Lots of things have been going on recently. But of course, that's nothing new. Between Kappa Delta and school, I'm a busy bee. KD takes up most of my time and is teaching me a lot about people and leadership and poise. It's a rough ride, but I'm doing my best. Initiation is this weekend which is always beautiful so that will be a nice & centering.
Having Emily here last weekend was such a blessing. I love my family so much and her presence meant the world. I wish we could have spent more time together. Having someone to talk to that understands me entirely was really refreshing, and the cuddling wasn't bad either!
I'm in countdown mode to Spring Break. I'm riding at a constant level of mild panic when it comes to getting everything done. There is always homework to be done and things to read. There are always emails to respond to and calls to return. It will be nice to totally disconnect and spend time in warm weather with one of my favorite people, Jackson.
Recently, I've been getting better about reading my Bible. It is a nice respite during the day, and rather than feeling like an obligation or expectation, I have really come to enjoy and look forward to my reading. Though it doesn't happen every day like I'd like it to, it has become more of a habit, and I am glad that God is working in me and drawing me closer. Lots of little things have shown up in my life that have made me feel closer to him and the effect is so powerful. It is a constant source of comfort in times of stress when I start to lose myself a little bit. Right now, I am memorizing a verse a week (based on this list I found on Pinterest, of course). This week's is Isaiah 40:28... "Do you not know? Have you not heard? The Lord is the Everlasting God, The Creator of the ends of the Earth. He will not grow tired or weary, and his understanding no one can fathom." It's a great reminder that God matters, and the rest of the stress is trivial. I have not totally overcome my worry-wart habits, nor do I think I will be able to be any time soon, but it is nice to be reminded that God is good and omnipotent and in control. That's what's important. I am grateful that He is working in me. And I hope to keep my heart open and willing to listen.

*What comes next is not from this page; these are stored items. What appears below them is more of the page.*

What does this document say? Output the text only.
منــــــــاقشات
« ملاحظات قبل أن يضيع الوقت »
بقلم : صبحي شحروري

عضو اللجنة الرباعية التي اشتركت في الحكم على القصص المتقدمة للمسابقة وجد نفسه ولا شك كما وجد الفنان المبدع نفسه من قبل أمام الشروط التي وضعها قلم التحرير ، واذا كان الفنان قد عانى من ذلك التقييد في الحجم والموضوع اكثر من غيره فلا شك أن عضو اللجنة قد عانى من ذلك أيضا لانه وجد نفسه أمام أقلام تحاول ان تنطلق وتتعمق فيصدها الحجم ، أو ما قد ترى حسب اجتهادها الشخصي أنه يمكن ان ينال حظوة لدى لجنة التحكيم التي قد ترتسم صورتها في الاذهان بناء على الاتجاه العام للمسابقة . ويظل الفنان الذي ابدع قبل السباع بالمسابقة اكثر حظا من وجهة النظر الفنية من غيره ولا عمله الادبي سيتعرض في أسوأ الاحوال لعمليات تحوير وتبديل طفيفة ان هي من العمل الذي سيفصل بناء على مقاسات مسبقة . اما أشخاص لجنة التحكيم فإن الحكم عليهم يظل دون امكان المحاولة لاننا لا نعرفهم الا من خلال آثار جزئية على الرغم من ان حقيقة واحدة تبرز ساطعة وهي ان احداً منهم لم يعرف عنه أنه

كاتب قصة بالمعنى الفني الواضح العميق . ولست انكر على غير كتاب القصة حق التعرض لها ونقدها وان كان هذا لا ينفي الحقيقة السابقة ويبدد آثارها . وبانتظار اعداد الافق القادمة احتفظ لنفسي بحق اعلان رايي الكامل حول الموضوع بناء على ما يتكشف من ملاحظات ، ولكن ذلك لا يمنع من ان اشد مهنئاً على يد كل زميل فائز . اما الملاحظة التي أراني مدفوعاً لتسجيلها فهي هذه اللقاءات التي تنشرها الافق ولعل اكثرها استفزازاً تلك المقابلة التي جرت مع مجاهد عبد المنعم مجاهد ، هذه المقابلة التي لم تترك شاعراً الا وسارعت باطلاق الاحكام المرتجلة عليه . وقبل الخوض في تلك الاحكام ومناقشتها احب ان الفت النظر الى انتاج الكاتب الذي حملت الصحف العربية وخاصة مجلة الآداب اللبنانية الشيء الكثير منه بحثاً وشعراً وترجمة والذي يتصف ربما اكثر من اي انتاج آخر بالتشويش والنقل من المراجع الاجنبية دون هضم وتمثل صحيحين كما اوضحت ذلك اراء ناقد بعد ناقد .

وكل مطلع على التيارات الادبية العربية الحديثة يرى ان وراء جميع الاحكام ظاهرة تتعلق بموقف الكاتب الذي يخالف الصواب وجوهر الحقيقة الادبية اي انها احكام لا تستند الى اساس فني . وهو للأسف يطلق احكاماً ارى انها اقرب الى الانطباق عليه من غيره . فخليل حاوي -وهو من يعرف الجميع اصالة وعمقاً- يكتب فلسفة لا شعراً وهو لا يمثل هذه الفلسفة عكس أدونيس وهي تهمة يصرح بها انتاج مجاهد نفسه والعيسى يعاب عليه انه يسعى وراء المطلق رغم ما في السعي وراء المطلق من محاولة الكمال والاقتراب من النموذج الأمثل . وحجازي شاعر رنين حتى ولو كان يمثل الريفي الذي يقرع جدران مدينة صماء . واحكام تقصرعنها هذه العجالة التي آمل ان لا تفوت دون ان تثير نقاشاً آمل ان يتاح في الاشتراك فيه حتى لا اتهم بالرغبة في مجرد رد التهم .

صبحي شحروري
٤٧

I'll leave you with one more link: The Lipstick Gospel. I found it through a posted link of a Facebook friend I haven't talked to in 5+ years and followed the link on a whim. I was engrossed by this woman's love for God and appetite for life. I have subscribed to the blog and am always excited to see a new post show up in my inbox. I feel a strong bond with this woman I have never met because she sees and recognizes God in the little things and sounds a lot like someone I'd like to have coffee with. It's just another blessing and source of encouragement that God has given me. Maybe it will ring true with you, too.
It's a strange feeling, to feel calm and content amidst stress and strain and a societally imposed definition of success. But I continue to find support and encouragement in my life, and I am blessed to know that God is lighting my path and acting as my navigator. The moments that I manage to let go of control feel so comforting - like the nights as a child when I would fall asleep in the backseat of the car on the way home and be carried inside my mom or dad. It is terribly hard to surrender control, but when I manage to, I always wonder why I don't do so more often (read: always). It's a work in progress, I suppose.